Despite these hurdles, Sewell has vowed not to give up. As she prepares for re-election, she has already stated that “she plans to reintroduce the bill…‘Change rarely comes in the halls of Congress without agitation…We can be disappointed or frustrated. But we must never be deterred. Your vote does matter…History doesn’t end here…As long as I have breath in my body, I will continue to fight for voting rights.’”
Sewell conducted an interview with NPR, speaking on what this issue means to her, “But if you told me as a little girl sitting at Brown Chapel AME Church, my home church in Selma, that I would grow up and become Alabama’s first Black congresswoman, or yet still that the issue that I would have to carry is the issue of voting rights – surely that issue had been decided by the John Lewises of the world who made major sacrifices for the Voting Rights Act and the eventual election of African Americans across a host of offices, political offices. But my cause is now their cause because the reality is that old battles have become new again. We see state legislatures all across this country imposing tougher and more barriers for people to vote.”
Sewell, a Princeton, Oxford, and Harvard Law grad, was elected to Congress in 2010, in a historic moment and since then has been a longtime champion of voting rights. Former Congressman and civil rights activist John Lewis even “became a mentor on Capitol Hill and a close friend. She fondly called him the ‘Boy from Troy,’ referring to King’s nickname for Lewis, a native of Troy, Alabama. Lewis dubbed his protégé the ‘Girl from Selma’ in return.”
The city of Selma became a household moniker on March 7, 1965, after the media captured and showed the violence against John Lewis and over 600 other nonviolent demonstrators who were attempting to cross the bridge on their way to the state’s Capitol protesting the segregation and racism faced by those trying to exercise their right to vote. This “Bloody Sunday” ultimately became a turning point in the Civil Rights movement and led to the passage of the Voting Rights Act of 1965 later that year.
Unfortunately, voting rights have continued to be under attack, especially since the 2013 Supreme Court ruling in Shelby County v. Holder, which struck down critical provisions of the landmark legislation. The law was gutted even further after the high court’s decision in Brnovich v. DNC.

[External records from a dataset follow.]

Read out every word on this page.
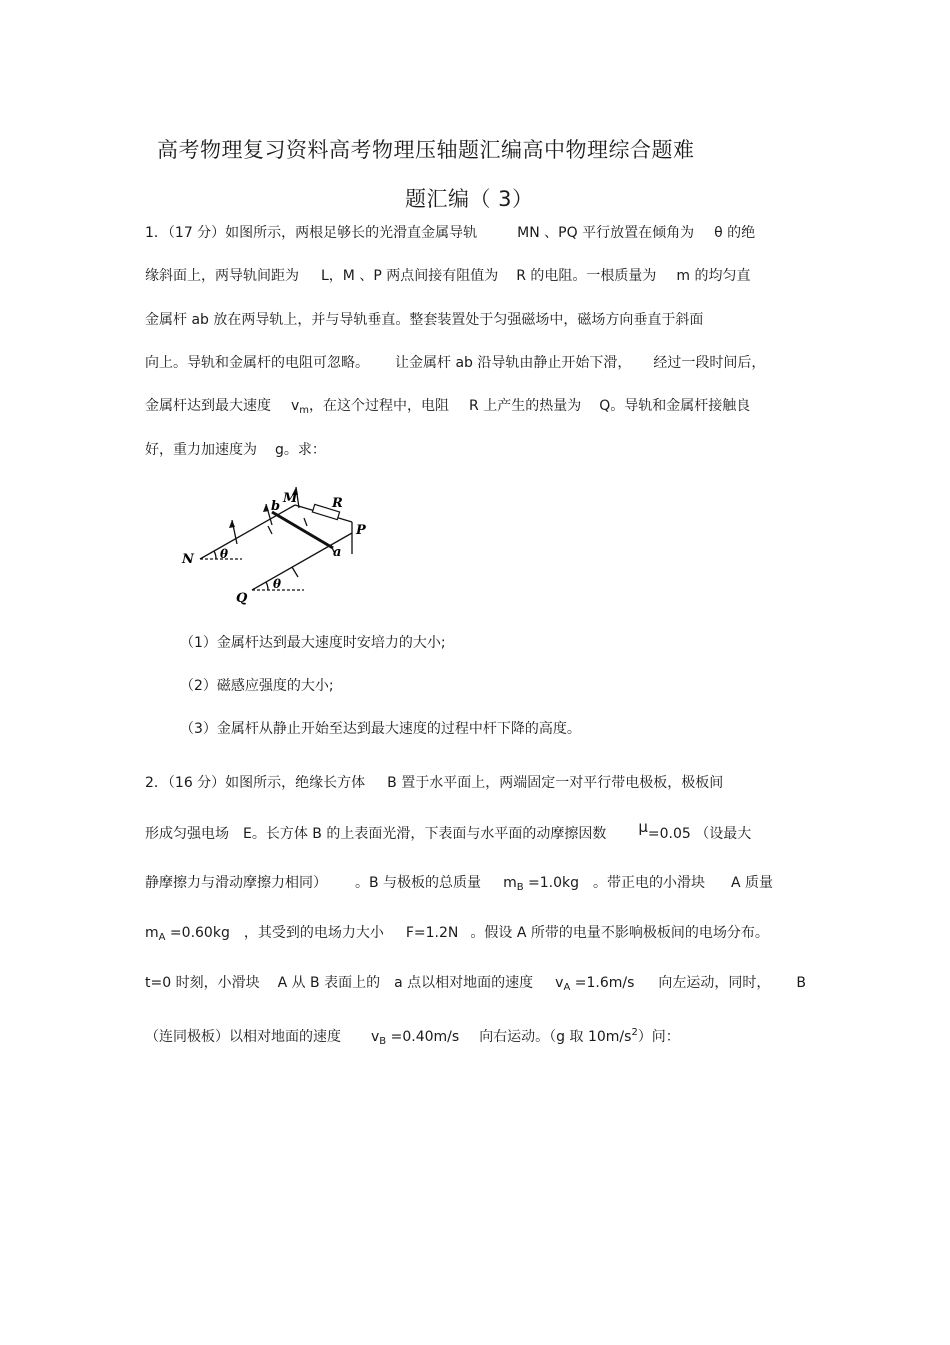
高考物理复习资料高考物理压轴题汇编高中物理综合题难
题汇编（ 3）
1．（17 分）如图所示，两根足够长的光滑直金属导轨	MN 、PQ 平行放置在倾角为 θ 的绝
缘斜面上，两导轨间距为 L，M 、P 两点间接有阻值为 R 的电阻。一根质量为 m 的均匀直
金属杆 ab 放在两导轨上，并与导轨垂直。整套装置处于匀强磁场中，磁场方向垂直于斜面
向上。导轨和金属杆的电阻可忽略。 让金属杆 ab 沿导轨由静止开始下滑， 经过一段时间后，
金属杆达到最大速度 $v_m$，在这个过程中，电阻 R 上产生的热量为 Q。导轨和金属杆接触良
好，重力加速度为 g。求：
N
Q
M
P
b
a
R
θ
θ
（1）金属杆达到最大速度时安培力的大小;
（2）磁感应强度的大小;
（3）金属杆从静止开始至达到最大速度的过程中杆下降的高度。
2．（16 分）如图所示，绝缘长方体 B 置于水平面上，两端固定一对平行带电极板，极板间
形成匀强电场 E。长方体 B 的上表面光滑，下表面与水平面的动摩擦因数 μ=0.05 （设最大
静摩擦力与滑动摩擦力相同） 。B 与极板的总质量 $m_B =1.0kg$ 。带正电的小滑块 A 质量
$m_A =0.60kg$ ，其受到的电场力大小 F=1.2N 。假设 A 所带的电量不影响极板间的电场分布。
t=0 时刻，小滑块 A 从 B 表面上的 a 点以相对地面的速度 $v_A =1.6m/s$ 向左运动，同时， B
（连同极板）以相对地面的速度 $v_B =0.40m/s$ 向右运动。（g 取 $10m/s^2$）问：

In commemoration of this year’s 57th anniversary of Bloody Sunday, Rep. Sewell convened for the Selma Bridge Crossing Jubilee along with “Vice President Kamala Harris and Cabinet members, members of Congress, relatives of King and Lewis, activists and people from around the country.” At the event, Harris made remarks, “Today, we stand on this bridge at a different time…We again, however, find ourselves caught in between — between injustice and justice, between disappointment and determination — still in a fight to form ‘a more perfect union.’ And nowhere is that more clear than when it comes to the ongoing fight to secure the freedom to vote.”